As we noted on October 13th in Possible QE Upside Targets, a barrier of resistance stands directly in front of the S&P 500. We believe the market will break through, but the question is pre-correction or post-correction. Longer-term (next few weeks) higher highs are probably in the cards for most risk assets, but we will continue to monitor conditions with an open mind.
Another concern which may be moving us closer to a correction is volatility. The currency markets, which have been big drivers of weak-dollar assets such as copper, gold, silver, and emerging market stocks, have seen a significant pick-up in volatility, indicating indecision among market players. While things look good at the moment, just when investors begin to get more confident is typically when we need to be on "correction alert".

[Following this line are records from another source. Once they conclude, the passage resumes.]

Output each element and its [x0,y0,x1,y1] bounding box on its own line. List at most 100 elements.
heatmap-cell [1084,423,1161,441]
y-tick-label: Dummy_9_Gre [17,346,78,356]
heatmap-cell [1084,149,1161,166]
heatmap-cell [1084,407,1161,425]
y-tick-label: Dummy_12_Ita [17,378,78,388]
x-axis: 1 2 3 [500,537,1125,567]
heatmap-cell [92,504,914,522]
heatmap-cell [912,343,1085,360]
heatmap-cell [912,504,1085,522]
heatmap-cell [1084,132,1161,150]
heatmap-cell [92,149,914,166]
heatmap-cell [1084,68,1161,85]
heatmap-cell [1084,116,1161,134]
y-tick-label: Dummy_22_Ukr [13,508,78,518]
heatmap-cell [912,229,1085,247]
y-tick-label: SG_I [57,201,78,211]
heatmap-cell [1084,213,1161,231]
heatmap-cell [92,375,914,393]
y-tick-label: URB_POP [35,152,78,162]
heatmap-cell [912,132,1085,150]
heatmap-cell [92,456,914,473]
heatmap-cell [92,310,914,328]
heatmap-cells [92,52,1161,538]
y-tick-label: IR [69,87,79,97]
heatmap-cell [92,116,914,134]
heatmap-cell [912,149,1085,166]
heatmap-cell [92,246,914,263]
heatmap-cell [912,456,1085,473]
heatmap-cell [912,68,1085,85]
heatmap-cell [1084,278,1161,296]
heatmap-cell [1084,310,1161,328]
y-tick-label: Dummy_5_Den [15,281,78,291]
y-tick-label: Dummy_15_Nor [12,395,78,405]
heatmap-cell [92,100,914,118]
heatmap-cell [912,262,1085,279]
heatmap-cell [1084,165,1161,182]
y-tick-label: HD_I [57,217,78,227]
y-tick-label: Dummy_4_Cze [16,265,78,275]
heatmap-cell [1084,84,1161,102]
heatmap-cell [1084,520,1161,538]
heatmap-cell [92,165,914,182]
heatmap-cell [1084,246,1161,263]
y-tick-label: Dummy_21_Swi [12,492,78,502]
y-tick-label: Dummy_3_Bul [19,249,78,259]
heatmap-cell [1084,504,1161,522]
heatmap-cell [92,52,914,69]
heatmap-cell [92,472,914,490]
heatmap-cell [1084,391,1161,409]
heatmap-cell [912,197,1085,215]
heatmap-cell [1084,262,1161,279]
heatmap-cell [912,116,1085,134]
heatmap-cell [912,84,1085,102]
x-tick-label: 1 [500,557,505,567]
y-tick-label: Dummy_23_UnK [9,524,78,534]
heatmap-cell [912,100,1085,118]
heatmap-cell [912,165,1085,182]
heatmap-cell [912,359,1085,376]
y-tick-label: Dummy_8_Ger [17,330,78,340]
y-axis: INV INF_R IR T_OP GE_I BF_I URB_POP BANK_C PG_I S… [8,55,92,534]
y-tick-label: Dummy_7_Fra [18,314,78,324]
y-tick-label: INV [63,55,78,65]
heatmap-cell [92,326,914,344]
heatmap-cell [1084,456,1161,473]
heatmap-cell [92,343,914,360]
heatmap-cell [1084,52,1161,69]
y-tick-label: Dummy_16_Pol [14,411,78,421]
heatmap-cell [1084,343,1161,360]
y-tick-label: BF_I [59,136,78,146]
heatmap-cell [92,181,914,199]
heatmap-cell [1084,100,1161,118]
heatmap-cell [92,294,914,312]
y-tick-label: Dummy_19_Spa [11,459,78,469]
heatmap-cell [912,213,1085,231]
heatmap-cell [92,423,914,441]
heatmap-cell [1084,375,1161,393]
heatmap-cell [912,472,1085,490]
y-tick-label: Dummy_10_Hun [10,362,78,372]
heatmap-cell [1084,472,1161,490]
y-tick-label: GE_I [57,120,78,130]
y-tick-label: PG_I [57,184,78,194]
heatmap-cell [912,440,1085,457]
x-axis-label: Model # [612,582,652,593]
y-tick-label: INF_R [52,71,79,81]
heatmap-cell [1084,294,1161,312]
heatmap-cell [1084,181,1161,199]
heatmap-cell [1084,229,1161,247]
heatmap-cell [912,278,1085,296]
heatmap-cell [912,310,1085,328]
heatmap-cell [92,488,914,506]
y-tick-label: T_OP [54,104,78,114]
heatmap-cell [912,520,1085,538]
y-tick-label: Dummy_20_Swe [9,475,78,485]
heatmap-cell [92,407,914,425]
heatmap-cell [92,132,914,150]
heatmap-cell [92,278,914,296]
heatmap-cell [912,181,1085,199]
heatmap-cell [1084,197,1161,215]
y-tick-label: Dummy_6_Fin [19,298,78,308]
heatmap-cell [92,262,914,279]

As we described in Quantitative Easing: How Does The Money Get Into The Real Economy?, the global reach of the Fed's eighteen primary QE dealers will assist the freshly printed U.S. dollars in finding their way into a wide variety of countries and global markets.
One way to monitor the health of a market rally is to monitor the rally's leadership. As long as the current leaders remain healthy, the market in general is probably healthy as well. The move in tech stocks after the Fed's Quantitative Easing announcement (QE2) gives an early bullish read on Chairman Bernanke's plans to print more money.
The most notable reaction to QE2 may have been in TBT, which allows holders to "go short" U.S. Treasuries, meaning TBT makes money when the price of the Treasury EFT (TLT) falls.
Gold has yet to make a new high, but the short duration of the recent correction was impressive from a bullish perspective. The fact gold is lagging silver tells us the economy may be better off than most believe - not strong, but not headed for a double-dip. As we repeatedly stated over the summer, an objective review of the economic data never placed high odds on a GDP double-dip - that could change, but currently the double-dip scenario remains the lower probability outcome.
One advantage to owning agricultural commodities, like corn, is their aggregate gains over the last year have been a little more subdued relative to copper and silver.
Like gold and silver, the U.S. dollar gave us a head-fake looking like it may rally. Dealing in probabilities takes into account you could be wrong. It also allows you to focus on the task at hand (trying to make money) rather than defending a forecast. Flexibility remains key as we head into unchartered QE2 waters.
The dollar should play a role in the next market correction, which may be due to arrive sometime in the next few weeks. Keep an eye on market sentiment, which is currently extended and concerning.
The video below is part six in a six part series on quantitative easing and its possible impact on the markets and your purchasing power. Part six gives an overview of QE investment strategies. The video was recorded a few weeks ago, but the basic concepts still apply. You can access all six parts in the QE series on this quantitative easing page.
The CCM 80-20 Correction Index has firmed in the last two days which indicates the threat of an imminent correction has been reduced (not passed entirely, but reduced). The CCM Bull Market Sustainability Index (BMSI) also remains firmly in bullish territory relative to the longer-term outlook (next few months). We will continue to post frequent updates on Short Takes. We still believe the next correction may be a buying opportunity, but we will have to see how things unfold.